Relatedly, he sought to address the World Agudath Israel movement at its convention in Vienna in August 1923. Although the convention was noteworthy for the establishment of formal schooling for girls and the launching of Daf Yomi, the assembly proved to be a great disappointment, as it broke down into internecine separatist recriminations including attacks on his friend, Rabbi Kook.

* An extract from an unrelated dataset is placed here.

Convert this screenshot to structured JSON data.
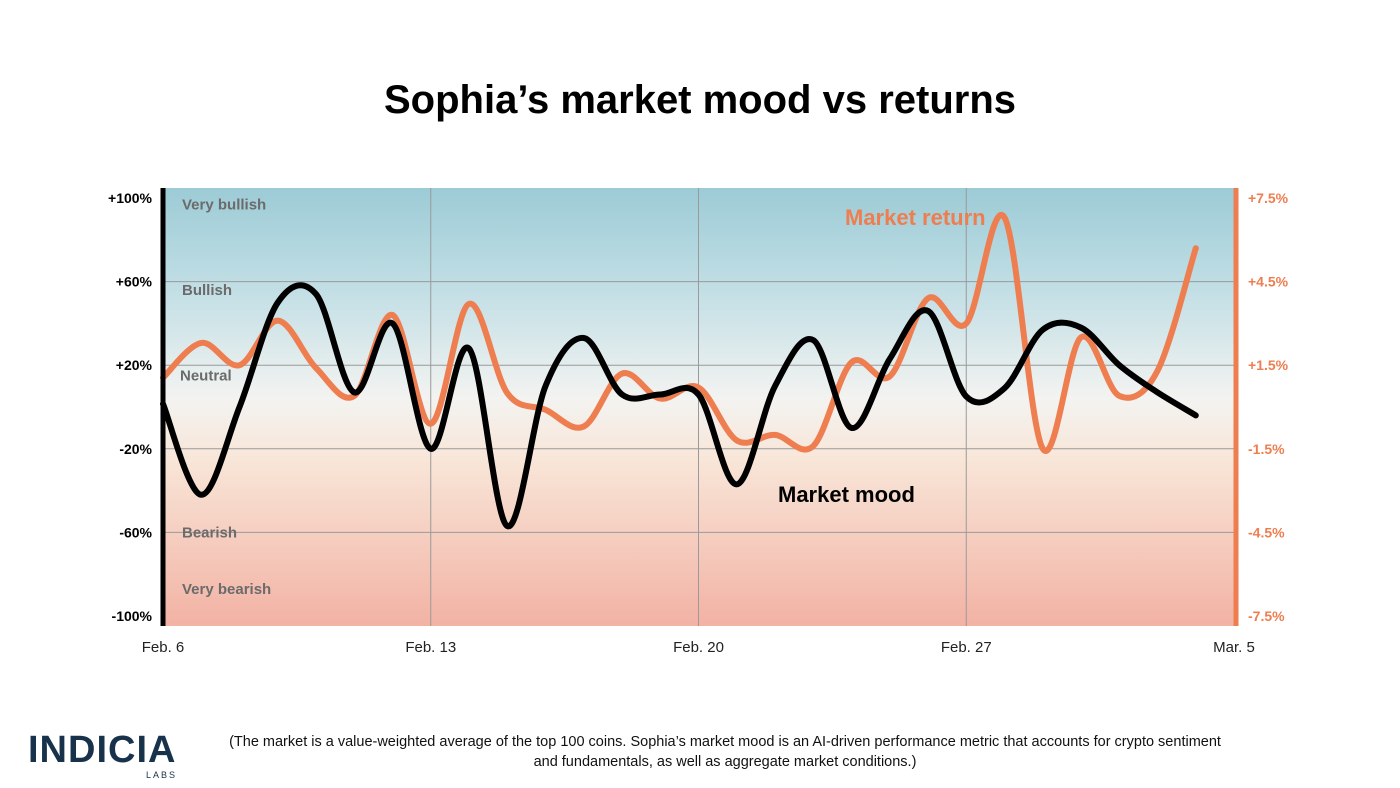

Lintup also stressed in this work the central importance of faith in one's thinking. For although Lintup studied philosophy, he felt many would interpret philosophic thinking and the changes wrought by the industrial revolution as obviating the need for faith, which he believed central to the purposefulness and very existence of the Jewish people. Concerning faith, scholar Dr. Marc B. Shapiro notes that Lintup challenged “Maimonides’ view that one who is mistaken when it comes to principles of faith is worse than one who actually commits even the worst since,” as Lintup stated: “this view is very foreign to the spirit of the sages of the Talmud, who did not know philosophy” and “. . . people greater than Maimonides were mistaken when it came to the matter of G-d’s incorporeality.”

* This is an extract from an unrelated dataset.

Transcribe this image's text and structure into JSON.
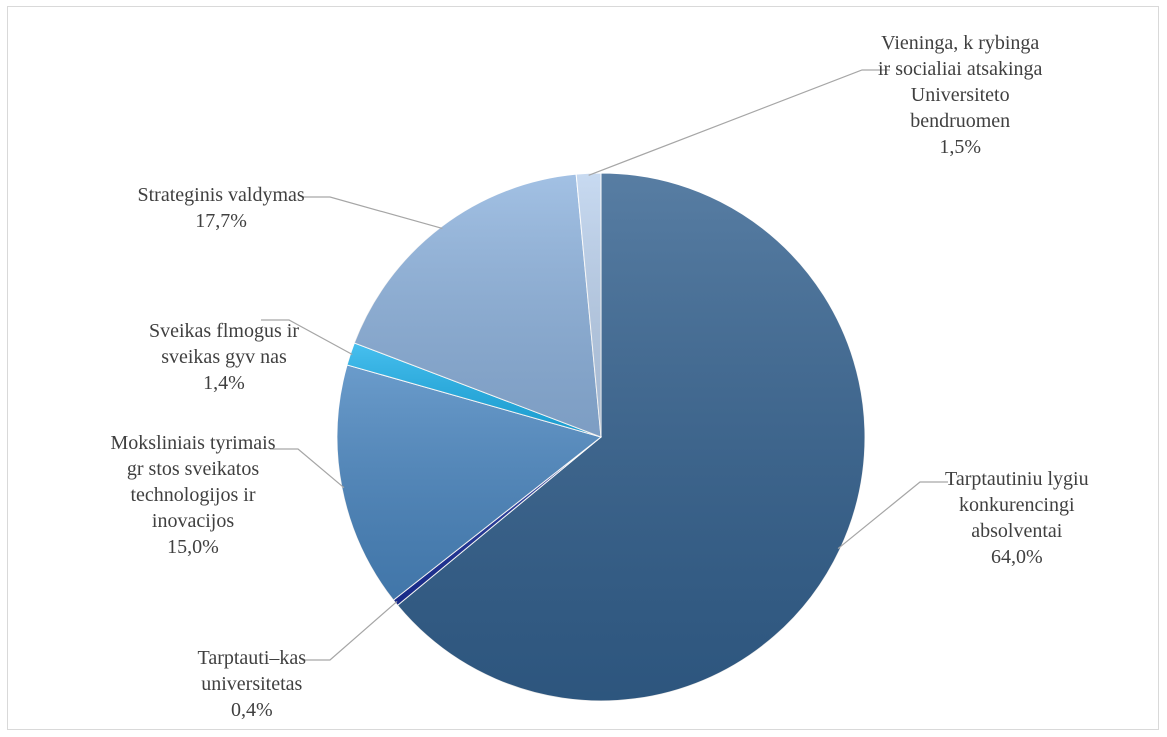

Finally, Lintup decried that his generation, unlike previous generations, did not see the divinity of their souls, their religious mission to study Torah, and the need to hold near their Jewish faith, but instead were concerned with blood and money and giving vent to their evil inclinations. In Hashvenu Shel Olim (The World's Account) Lintup sought to provide a remedy for what he perceived as a disease that led to Jewish despair and grief caused by Jews’ disassociation from their faith. An additional focus of Lintup's was to mitigate assimilation of Jews into European culture that moved the Jewish people away from upholding the teachings of the Torah and Jewish literature in the main. He stressed this in his work Ma’amar Binyan ha-Umah (Building of a Nation), yet he concurrently noted the benefit to what was offered to his people by the non-religious West, namely innovation that he believed would aid in the salvation of the Jewish people. Lintup offered that one day the ancient nation of the Israelites would be reconstituted through the use of modern technology to, amongst other ends, publish and disseminate Jewish writings that will ultimately uplift and unify the Jewish people. He believed the Jewish people were to become expert in modern Western technology while returning to following Jewish traditions. Lintup suggested that this would be analogous to the way in which the Japanese – a people he saw as small in numbers and geographically and culturally isolated from the West – modernized using Western technologically, yet retained their unique Eastern character in the course of developing their nation and defeating Russia in the Russo-Japanese War of 1905.

== Published works ==
In addition to authoring manuscripts, Lintup authored several books and extended essays, certain of which are available in the National Library of Israel, including:

- Pitchai Shearim (Opening of the Gates) that was published in Vilna in 1881. This was a work of Talmudic commentary.
- Yalkut Avenu Emunat Yisrael. Published in 1895.
- Ma’amar Binyan ha-Umah, (Building of a Nation) Published in 1906 & 1908.
- Hashvenu Shel Olim (The World's Account), Published in 1912. I

In the 21st century, works containing certain of Rabbi Lintup's letters and theological views were published, including:

- Kana’uteh de-Pinhas (The Zeal of Pinhas) produced by Rabbi Bezalel Naor, centers on a previously unpublished 1909 letter from Rabbi Lintup to Rabbi Abraham Isaac Hakohen Kook, the first Ashkenazi Chief Rabbi of Eretz Yisrael.
- Snos Dor va-Dor (Volume 4) produced by Reuven Dessler contains two significant letters from Rabbi Lintup to Rabbi Kook circa 1907 and 1909.